City of departures

IT HAPPENED again last week - a friend left town. One more time I was sealing cartons, lifting couches, saying goodbye. For me, it has become a ritual in this transient city. After eight years in Washington, I've been through four generations of friends. I've known Don for only eight months. We met playing squash and I liked him at once - he was gritty and competitive, but scrupulously fair. We played intensely, probing for weaknesses, game after game past the point of exhaustion. Only then would we quit and begin, very slowly, to open up. It took me three matches to find out he wrote novels, three more to learn he was engaged. I made him join the squash ladder, escalating our competition to a new level. I tried to win every point, but secretly I was glad I didn't. Since Don and I were evenly matched, we had better reason to play again.

As winter turned to spring, our rivalry moved outdoors, to tennis and golf. And finally, six months after we'd met, there were signs of a real friendship. Don helped me with my writing, told me about his family, introduced me to his fianc'ee one night after a grueling tennis match. We watched the Mets blow two games on national TV and grumbled about what went wrong (Don thinks they miss Ray Knight). We talked easily about the Bakkers and the Harts, more awkwardly about writers we admired. Slowly, we were building the web of connections and shared experiences that make a friendship.

If Don had stayed, we might have grown close. But now I'm not sure we ever will. Will I really call him when I'm visiting New York and haven't seen my family for three months? Will he call me if he comes here for a weekend? I'd like to think so, but after eight years of saying goodbye, I wouldn't bet on it.

Before I moved here, I imagined Washington's population turning over in great waves after each election, but the migrations are actually less dramatic. Thousands of people grow up here and never leave. Others move in from around the country and settle into comfortable jobs as lawyers, consultants, and civil servants. They may still talk about Montana, but you know they won't go back.

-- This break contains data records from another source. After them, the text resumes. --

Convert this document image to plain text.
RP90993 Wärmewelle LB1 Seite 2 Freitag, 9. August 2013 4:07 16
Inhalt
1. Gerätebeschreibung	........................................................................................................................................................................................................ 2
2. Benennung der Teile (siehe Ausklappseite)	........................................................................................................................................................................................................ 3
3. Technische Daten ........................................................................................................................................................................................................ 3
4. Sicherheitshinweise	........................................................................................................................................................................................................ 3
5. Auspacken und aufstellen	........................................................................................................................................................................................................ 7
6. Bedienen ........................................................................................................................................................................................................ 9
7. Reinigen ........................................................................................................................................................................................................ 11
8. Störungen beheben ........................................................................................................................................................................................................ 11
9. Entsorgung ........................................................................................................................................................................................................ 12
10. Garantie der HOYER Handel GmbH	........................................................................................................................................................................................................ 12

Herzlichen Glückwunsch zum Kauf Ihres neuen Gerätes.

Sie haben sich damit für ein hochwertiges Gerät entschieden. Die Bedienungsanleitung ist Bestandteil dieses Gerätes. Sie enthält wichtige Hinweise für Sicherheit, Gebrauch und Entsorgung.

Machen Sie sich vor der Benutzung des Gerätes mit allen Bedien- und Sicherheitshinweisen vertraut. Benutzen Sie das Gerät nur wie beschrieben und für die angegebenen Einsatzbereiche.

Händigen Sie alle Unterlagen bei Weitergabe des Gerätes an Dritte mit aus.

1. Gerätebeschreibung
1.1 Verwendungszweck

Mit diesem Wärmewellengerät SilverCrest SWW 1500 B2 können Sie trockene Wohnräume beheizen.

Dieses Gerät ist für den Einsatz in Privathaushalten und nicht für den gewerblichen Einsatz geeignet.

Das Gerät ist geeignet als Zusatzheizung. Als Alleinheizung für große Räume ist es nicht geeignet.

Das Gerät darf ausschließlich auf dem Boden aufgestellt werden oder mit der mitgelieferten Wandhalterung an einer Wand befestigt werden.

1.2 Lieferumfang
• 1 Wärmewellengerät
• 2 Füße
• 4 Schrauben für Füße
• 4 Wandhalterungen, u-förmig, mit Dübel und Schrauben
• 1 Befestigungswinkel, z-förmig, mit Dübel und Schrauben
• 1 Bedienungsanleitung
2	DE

For every outsider who comes to stay, 10 more are just passing through. This is a city where middle-class people float in alone, without families, without roots, to make their name. They work tirelessly for a few years, then move on to better assignments or a quieter life. They're just marking time here in Washington; they sign one-year leases and wonder if they'll even stay that long.

So every few months, someone calls me to say he or she is leaving. Don and Linda missed the excitement of New York. Spencer flew off to Korea to write for UPI. Susan despaired of dating lawyers and moved to Maine. Julie went home to Georgia when her father got sick. People leave for a hundred reasons - they find Washington too hot, too crowded, too political - so they keep leaving.

As I watch them rumble off in their rented trucks, I try to find solace in all the departures. I have friends now in Boston and Buffalo, San Diego and San Juan. Spencer promised me tickets for next summer's Olympics in Seoul. Wherever I go, there's a cadre of ex-Washingtonians, graduates of my Spanish class or the YMCA or my old law firm. And maybe the turnover makes living here more interesting; there's always someone new on the tennis court or down the street.

But to be honest, all this is cold comfort. I miss the philosophizing with Spencer and the warmth of Susan's smile. I miss seeing Julie careen through Rock Creek Park on her silver racing bike. And next fall, when some less-driven opponent leaves the squash court while he can still walk, I will linger for a moment and hit one last backhand for Don.